Um dá o que não tem…. O outro, o que ninguém quer

27 de Janeiro 2022

Como não poderia deixar de ser, a Medicina Geral e Familiar (Médicos de Família) entrou em força na liturgia da campanha eleitoral. Todos têm opinião formada, cada uma diferente da […]

Como não poderia deixar de ser, a Medicina Geral e Familiar (Médicos de Família) entrou em força na liturgia da campanha eleitoral. Todos têm opinião formada, cada uma diferente da outra, todas fundamentadas em “ciência” tuga, do tipo “acha”. Dois ou três “acham” que sim e alcança-se um consenso que se imprime à pressa no “caderno de encargos”.

Oferecer um especialista em MGF a todos os portugueses que não o têm (neste momento serão cerca de um milhão, é a promessa invariável de uns e outros, formulada de diferentes formas, umas mais acessíveis à compreensão do que outras.

Já assim é desde que comecei, há mais de 30 anos, a escrever sobre o assunto, o que me deixa naturalmente assustado face ao futuro.

Legislatura após legislatura, à promessa de sanar o problema, ficam invariavelmente (mais coisa menos coisa) os cerca de milhão de utentes sem médico de família, que dele urgentemente necessitam. E a promessa por cumprir.

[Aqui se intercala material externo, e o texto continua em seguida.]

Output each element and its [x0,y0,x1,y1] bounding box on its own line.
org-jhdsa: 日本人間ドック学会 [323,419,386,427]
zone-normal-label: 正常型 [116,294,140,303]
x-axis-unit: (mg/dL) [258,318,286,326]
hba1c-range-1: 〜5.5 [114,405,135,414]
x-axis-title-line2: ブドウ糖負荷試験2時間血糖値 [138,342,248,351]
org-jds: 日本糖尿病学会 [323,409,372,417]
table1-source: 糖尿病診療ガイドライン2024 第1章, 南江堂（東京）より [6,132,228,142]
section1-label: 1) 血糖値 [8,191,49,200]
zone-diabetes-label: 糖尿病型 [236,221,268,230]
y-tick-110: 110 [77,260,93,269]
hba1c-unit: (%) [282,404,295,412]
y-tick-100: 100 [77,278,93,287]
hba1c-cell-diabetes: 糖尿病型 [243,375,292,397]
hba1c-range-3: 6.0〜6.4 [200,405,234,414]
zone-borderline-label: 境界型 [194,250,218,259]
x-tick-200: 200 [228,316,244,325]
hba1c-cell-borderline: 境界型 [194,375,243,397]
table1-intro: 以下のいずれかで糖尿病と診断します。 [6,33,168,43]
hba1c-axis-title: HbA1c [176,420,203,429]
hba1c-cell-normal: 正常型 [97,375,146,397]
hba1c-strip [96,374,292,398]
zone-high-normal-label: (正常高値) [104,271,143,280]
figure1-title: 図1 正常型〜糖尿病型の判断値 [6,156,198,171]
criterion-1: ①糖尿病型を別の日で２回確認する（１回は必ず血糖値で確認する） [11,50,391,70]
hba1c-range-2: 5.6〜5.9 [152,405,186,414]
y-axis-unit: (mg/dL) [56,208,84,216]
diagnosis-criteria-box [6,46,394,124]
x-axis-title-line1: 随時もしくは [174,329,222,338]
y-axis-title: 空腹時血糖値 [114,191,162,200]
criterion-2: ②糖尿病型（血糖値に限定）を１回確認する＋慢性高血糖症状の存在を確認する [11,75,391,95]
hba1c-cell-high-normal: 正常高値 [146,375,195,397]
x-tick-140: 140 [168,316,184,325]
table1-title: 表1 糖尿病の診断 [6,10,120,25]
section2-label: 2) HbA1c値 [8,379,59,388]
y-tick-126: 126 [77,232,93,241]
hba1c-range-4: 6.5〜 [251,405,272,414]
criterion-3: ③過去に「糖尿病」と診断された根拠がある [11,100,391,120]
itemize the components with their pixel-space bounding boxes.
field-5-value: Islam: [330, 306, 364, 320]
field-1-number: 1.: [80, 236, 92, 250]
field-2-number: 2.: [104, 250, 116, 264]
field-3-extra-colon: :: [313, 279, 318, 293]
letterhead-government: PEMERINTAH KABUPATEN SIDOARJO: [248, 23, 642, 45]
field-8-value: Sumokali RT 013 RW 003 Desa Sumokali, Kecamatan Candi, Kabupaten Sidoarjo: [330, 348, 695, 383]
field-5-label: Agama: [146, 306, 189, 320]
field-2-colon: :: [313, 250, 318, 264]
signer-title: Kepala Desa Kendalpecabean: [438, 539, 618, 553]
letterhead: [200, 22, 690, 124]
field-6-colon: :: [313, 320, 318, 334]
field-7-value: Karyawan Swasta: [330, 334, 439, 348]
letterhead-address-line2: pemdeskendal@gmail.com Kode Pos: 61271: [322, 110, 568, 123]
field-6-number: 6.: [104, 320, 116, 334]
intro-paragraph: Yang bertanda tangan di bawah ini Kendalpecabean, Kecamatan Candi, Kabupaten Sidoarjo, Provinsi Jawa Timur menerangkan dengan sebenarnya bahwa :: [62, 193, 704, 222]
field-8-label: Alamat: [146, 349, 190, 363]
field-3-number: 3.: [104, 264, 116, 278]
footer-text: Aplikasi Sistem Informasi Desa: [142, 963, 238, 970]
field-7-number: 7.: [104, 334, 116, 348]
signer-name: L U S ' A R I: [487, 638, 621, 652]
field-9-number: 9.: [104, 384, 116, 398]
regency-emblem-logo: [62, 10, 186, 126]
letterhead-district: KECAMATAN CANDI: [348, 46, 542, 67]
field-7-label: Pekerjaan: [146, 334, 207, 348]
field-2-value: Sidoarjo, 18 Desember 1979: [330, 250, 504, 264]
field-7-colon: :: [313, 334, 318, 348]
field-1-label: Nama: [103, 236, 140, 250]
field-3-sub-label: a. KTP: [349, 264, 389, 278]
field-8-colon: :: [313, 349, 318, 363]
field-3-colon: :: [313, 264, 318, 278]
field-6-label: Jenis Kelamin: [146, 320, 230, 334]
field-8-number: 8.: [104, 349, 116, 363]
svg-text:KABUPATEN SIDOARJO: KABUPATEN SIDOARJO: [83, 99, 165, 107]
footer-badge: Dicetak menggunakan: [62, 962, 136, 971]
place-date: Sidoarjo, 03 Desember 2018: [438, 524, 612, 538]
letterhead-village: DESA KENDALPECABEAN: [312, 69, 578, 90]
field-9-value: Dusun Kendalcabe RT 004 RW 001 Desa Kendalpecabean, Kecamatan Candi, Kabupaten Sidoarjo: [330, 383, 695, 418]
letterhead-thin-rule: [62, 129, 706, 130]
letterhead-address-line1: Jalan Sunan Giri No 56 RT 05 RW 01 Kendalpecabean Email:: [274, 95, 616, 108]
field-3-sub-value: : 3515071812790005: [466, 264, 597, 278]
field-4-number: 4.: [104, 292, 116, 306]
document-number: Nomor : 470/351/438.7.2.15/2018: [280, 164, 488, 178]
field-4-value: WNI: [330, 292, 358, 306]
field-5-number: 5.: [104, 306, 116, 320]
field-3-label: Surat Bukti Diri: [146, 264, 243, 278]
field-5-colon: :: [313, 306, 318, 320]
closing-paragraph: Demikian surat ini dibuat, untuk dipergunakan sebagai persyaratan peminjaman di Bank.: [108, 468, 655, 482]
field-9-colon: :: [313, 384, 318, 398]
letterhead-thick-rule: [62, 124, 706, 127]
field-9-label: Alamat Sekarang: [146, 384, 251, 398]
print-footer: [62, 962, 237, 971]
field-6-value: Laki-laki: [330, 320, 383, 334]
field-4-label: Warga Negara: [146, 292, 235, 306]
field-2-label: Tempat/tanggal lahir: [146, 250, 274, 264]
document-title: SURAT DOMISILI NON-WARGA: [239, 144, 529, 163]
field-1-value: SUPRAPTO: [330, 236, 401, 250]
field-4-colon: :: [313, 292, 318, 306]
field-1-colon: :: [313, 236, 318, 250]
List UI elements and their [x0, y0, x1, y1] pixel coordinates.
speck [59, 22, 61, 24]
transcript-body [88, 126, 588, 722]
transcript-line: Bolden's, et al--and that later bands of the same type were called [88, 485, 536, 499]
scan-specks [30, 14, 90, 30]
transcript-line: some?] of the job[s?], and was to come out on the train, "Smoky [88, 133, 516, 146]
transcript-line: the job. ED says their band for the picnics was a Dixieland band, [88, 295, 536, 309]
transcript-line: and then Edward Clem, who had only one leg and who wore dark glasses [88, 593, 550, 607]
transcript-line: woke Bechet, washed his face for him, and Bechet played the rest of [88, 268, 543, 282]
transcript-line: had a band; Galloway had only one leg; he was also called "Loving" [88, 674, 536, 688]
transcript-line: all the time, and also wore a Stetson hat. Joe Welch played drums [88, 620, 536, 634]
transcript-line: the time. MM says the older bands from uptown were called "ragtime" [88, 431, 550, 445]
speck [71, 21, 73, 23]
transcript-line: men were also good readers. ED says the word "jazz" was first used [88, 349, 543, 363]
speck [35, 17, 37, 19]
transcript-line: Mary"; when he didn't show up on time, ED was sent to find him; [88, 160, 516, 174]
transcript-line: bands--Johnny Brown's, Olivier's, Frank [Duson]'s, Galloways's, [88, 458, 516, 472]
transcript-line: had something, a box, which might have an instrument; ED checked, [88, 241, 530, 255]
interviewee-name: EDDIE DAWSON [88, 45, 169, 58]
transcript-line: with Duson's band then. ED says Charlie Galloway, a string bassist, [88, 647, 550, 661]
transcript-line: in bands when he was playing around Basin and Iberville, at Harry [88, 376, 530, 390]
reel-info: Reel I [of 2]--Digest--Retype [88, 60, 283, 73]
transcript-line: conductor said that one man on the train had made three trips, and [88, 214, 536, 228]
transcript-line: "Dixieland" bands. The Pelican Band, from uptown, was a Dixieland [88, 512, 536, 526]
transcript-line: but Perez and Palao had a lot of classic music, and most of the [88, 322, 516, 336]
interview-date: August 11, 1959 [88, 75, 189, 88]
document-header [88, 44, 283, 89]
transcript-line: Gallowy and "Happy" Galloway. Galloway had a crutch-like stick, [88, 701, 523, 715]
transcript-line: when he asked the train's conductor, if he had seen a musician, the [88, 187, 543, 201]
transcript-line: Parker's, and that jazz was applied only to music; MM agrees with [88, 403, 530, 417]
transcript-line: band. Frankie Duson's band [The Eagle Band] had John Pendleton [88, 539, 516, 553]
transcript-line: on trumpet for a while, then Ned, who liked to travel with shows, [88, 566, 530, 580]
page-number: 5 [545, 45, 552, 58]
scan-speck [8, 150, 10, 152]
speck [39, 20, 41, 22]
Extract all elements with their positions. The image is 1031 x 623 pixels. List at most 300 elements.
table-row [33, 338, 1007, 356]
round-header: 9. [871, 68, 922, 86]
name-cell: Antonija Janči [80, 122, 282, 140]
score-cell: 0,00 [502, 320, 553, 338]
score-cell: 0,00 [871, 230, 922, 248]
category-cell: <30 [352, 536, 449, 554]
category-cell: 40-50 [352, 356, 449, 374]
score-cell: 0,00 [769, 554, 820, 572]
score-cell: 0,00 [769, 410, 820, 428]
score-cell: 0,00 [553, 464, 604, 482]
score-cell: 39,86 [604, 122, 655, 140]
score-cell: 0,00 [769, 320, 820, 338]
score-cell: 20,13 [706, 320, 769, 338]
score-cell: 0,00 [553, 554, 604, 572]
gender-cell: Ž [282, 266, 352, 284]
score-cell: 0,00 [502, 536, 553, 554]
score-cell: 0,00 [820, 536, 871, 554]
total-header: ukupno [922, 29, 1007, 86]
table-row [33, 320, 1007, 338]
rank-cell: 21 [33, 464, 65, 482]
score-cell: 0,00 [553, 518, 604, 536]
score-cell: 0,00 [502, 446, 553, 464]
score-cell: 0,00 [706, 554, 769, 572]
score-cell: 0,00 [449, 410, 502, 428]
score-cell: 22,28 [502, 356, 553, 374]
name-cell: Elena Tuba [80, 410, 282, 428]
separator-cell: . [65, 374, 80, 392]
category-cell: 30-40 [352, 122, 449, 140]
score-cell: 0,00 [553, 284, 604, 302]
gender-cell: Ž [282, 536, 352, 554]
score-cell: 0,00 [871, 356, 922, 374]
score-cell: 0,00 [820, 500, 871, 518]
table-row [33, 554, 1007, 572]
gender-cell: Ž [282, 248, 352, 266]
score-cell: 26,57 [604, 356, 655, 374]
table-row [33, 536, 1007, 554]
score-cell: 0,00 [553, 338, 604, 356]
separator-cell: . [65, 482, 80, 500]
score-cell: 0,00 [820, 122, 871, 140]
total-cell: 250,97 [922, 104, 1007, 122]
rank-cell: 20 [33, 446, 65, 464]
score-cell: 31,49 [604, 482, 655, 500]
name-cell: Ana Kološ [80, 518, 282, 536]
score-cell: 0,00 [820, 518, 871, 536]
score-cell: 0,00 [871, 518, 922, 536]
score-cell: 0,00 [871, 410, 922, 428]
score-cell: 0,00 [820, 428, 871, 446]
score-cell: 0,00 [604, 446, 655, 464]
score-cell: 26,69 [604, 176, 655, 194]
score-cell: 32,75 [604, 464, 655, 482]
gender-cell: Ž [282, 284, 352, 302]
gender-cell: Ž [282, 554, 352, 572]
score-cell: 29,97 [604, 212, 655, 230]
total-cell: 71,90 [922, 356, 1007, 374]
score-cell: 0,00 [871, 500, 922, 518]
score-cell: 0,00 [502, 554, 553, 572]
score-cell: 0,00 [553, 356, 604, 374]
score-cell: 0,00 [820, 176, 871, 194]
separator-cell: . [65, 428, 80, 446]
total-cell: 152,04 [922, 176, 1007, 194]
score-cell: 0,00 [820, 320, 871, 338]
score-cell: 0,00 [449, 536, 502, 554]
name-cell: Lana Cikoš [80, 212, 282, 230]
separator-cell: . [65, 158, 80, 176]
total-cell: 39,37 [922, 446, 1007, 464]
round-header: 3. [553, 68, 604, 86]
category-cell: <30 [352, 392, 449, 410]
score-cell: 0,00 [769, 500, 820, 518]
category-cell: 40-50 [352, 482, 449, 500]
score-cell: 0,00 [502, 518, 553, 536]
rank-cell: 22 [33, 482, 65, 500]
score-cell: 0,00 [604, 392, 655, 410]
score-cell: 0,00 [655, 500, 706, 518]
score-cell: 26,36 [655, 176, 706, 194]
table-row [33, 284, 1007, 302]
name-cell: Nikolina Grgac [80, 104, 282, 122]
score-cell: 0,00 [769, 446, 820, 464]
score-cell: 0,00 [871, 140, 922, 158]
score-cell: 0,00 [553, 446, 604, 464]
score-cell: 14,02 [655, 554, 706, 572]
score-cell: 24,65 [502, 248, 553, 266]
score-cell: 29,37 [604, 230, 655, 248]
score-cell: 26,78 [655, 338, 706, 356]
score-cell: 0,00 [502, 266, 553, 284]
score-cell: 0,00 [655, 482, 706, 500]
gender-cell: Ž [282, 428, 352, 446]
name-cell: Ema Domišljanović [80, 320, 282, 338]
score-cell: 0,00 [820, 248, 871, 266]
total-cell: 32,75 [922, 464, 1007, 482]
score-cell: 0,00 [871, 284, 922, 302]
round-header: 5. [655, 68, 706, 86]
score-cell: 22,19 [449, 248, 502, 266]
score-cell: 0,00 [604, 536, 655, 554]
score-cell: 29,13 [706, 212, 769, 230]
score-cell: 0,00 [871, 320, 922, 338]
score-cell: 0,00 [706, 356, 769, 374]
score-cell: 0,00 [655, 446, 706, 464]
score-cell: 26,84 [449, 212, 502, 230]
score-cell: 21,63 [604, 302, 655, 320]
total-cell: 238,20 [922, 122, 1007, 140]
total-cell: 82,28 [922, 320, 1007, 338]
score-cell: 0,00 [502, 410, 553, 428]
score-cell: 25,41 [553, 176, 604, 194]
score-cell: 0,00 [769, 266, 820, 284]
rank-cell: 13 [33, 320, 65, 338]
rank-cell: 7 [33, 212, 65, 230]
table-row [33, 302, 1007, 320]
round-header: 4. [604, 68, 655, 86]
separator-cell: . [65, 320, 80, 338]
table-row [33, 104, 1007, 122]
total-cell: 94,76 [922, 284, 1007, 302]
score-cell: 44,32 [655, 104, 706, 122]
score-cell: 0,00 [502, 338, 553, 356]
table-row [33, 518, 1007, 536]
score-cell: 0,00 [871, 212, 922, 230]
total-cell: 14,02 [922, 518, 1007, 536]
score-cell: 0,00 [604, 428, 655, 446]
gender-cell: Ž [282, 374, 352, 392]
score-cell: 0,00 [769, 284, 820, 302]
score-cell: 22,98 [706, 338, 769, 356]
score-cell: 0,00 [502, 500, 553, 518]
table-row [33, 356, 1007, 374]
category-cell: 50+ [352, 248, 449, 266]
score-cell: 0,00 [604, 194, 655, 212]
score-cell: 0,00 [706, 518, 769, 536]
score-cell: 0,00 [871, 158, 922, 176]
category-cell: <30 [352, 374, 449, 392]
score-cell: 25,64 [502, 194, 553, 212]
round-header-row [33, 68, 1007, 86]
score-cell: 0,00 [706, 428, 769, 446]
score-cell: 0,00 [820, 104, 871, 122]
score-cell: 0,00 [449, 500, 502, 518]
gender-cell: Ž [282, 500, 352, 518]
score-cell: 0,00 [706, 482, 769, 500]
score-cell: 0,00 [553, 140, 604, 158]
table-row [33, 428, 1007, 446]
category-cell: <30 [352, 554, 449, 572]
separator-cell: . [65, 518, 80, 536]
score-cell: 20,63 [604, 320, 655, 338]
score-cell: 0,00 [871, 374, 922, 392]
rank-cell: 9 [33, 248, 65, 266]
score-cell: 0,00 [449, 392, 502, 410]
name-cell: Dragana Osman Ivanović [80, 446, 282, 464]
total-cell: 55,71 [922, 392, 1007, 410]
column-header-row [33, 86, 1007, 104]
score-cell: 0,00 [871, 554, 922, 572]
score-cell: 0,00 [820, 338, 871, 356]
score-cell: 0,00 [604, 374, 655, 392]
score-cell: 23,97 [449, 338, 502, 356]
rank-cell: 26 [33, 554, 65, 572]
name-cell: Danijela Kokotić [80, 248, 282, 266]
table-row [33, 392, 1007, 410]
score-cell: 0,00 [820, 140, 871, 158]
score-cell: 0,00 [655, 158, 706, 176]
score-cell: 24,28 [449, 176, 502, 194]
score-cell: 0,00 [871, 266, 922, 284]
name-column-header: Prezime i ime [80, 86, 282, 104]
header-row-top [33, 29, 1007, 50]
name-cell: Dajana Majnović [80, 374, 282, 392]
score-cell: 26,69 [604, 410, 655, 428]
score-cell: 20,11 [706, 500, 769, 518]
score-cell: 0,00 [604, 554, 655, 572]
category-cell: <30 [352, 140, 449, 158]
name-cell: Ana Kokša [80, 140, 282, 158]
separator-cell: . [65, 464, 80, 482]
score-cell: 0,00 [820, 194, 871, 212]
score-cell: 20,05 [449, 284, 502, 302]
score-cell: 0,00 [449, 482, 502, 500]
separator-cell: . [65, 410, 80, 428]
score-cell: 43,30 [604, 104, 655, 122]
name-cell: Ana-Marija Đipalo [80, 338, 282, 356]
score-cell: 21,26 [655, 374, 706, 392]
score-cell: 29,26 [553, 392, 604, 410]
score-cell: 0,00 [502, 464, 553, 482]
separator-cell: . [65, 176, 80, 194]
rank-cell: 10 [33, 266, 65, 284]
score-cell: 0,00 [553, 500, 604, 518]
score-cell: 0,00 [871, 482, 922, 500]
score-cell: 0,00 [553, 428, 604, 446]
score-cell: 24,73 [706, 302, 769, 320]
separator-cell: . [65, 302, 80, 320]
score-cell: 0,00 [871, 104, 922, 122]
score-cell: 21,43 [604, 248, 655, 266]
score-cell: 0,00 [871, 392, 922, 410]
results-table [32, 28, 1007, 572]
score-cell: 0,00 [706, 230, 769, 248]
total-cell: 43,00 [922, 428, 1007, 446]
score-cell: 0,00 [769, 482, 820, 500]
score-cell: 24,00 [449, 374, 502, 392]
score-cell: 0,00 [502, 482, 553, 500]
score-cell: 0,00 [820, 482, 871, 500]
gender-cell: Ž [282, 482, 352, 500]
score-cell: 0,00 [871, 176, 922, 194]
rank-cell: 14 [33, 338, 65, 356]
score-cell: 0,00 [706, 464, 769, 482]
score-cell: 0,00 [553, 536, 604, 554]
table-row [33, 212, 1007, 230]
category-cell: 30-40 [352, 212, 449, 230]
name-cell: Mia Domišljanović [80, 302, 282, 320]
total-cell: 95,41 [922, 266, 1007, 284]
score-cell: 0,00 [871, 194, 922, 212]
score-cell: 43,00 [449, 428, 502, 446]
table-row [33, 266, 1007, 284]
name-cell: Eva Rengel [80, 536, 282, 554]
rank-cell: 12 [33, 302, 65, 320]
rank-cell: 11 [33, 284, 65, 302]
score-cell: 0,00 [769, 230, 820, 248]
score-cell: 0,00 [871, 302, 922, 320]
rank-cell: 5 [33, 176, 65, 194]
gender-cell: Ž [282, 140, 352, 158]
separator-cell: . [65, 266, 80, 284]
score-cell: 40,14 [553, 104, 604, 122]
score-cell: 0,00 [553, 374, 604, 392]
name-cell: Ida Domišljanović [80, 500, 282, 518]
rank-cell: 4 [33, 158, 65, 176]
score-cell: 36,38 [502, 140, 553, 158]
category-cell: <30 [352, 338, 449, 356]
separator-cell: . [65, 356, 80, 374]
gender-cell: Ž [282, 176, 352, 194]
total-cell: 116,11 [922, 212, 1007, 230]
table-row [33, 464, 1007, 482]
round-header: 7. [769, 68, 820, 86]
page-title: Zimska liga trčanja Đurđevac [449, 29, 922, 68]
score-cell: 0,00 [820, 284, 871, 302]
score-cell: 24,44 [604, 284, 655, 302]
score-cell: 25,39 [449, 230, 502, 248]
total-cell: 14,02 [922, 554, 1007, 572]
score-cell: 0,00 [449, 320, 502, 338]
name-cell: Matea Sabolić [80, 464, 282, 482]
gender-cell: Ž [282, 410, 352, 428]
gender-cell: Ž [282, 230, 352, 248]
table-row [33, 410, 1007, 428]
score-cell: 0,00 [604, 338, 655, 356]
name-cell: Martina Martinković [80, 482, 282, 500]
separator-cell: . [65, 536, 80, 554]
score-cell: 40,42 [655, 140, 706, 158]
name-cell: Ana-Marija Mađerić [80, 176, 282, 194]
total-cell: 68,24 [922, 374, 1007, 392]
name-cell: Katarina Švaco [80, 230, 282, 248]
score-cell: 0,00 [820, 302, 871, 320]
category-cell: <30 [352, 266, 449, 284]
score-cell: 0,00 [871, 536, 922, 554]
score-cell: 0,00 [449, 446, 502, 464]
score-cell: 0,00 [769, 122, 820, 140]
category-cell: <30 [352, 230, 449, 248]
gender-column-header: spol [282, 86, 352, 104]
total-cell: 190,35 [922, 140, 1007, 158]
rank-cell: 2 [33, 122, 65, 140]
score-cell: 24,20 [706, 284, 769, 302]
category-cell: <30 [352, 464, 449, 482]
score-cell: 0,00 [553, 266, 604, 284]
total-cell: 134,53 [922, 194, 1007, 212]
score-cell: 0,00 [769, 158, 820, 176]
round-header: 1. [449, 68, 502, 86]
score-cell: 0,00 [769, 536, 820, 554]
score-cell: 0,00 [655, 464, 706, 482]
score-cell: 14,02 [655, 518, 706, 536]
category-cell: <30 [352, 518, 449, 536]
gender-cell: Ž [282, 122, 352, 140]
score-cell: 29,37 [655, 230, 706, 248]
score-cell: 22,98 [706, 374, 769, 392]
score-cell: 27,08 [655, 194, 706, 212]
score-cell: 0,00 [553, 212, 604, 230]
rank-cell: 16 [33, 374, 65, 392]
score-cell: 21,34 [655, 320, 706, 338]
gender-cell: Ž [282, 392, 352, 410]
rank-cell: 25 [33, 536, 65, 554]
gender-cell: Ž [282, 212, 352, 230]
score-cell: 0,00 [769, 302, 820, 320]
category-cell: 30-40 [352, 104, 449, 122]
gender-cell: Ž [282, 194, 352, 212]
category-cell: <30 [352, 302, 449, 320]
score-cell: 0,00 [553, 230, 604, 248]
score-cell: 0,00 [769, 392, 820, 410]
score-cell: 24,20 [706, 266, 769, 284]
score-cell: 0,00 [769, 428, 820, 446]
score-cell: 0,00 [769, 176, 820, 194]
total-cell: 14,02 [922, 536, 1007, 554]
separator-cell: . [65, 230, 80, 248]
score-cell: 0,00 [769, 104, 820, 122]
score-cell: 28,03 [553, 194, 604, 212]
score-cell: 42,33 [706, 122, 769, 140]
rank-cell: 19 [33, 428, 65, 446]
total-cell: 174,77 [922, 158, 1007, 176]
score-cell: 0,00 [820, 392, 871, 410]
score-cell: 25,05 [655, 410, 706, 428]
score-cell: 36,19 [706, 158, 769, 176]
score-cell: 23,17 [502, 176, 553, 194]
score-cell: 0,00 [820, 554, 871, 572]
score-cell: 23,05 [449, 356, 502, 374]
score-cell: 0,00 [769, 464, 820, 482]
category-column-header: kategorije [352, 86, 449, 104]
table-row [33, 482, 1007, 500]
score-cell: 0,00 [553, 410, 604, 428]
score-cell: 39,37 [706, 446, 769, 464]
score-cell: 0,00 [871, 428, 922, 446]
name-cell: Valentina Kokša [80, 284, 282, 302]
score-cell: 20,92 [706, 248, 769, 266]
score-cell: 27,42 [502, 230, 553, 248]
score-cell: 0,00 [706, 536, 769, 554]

Desta feita, as principais apostas (do PS e do PSD) reproduzem promessas de outras vagas eleitorais que, como todos sabemos, não vieram resolver o problema. Em alguns casos até os vieram agravar.

Nem António Costa nem Rui Rio têm a mais pálida ideia sobre o que estão a falar.

O primeiro oferece o que não tem nem terá no espaço de uma legislatura (Médicos de Família). Já o segundo oferece o que ninguém quer (médicos plenipotenciários, sem especialização).

Com uma agravante, de que até agora ninguém falou. Este ano, de acordo com os últimos cálculos, vão-se reformar cerca de 900 médicos de família, que deixarão de assistir pelo menos mais 1,5 milhões de utentes. Ou seja, seja Costa ou Rio o futuro primeiro-ministro saído das eleições de domingo, o que vingar terá que lidar, não com o milhão de utentes sem médico de família, mas com 2,5 milhões. É obra!

A pergunta que os leitores neste momento estarão a formular é, certamente: por que não há mais médicos de família em Portugal?

Embora complexa, a resposta à questão assenta essencialmente em dois factos: a geração de médicos que a partir de 1975 (e até 1982) criou os centros de saúde muito por força do então obrigatório Serviço Médico à Periferia (SMP), vão-se todos reformar dentro de dois, três anos.

Se bem se lembram o dito SMP foi a estratégia que ajudou a cumprir o objetivo de melhorar os índices em saúde e garantir a generalização do direito à saúde, que é reconhecido na Constituição da República Portuguesa. E garantir, também, que os médicos formados nesses tempos quentes (até 1979) tinham o que fazer, já que não havia vagas nos hospitais que permitissem absorve-los a todos.

O segundo facto é mais melindroso, mas conhecido de todos os indígenas com dois dedos de testa: nenhum jovem no seu perfeito juízo quer ser médico de família em Portugal. Vejam-se os concursos, em boa parte desertos, de tentativa de colocação de novos especialistas. Muitos viram-se para outras especialidades mais atrativas; outros seguem o conselho, ainda bem presente na cabeça de todos, de dar o “salto” e irem ganhar mais do que o Senhor Presidente da República, em países como a Holanda, Alemanha ou Bélgica. Finalmente temos os que preferem ingressar no setor privado, onde a preço de ouro fazem umas consultas ou serviços de urgência. Agora, trabalhar nos Cuidados de Saúde Primários (CSP), sem condições, com uma carga de trabalho extenuante e miserável remuneração, ninguém (ou apenas poucos) estão para isso.

Por outro lado, quem decide enveredar pela Medicina, não quer ser indiferenciado; sem especialização. Quer uma carreira que lhe permita progredir profissionalmente. Nem os utentes querem médicos assim, habituados que estão ao seu médico de família, que supre as necessidades de toda a família.

Da última vez que se propôs algo assim, deu “asneira da grossa”, com um levantamento profissional e social que fez tremer o Governo de Durão Barroso. Era ministro da Saúde Luís Filipe Pereira.

Pesem os maus exemplos, de um lado e do outro, parece que ninguém aprendeu nada.

Costa oferece o que não tem nem terá tão cedo. Rui Rio, oferece o que ninguém quer. Quantos votos valerá a contradição?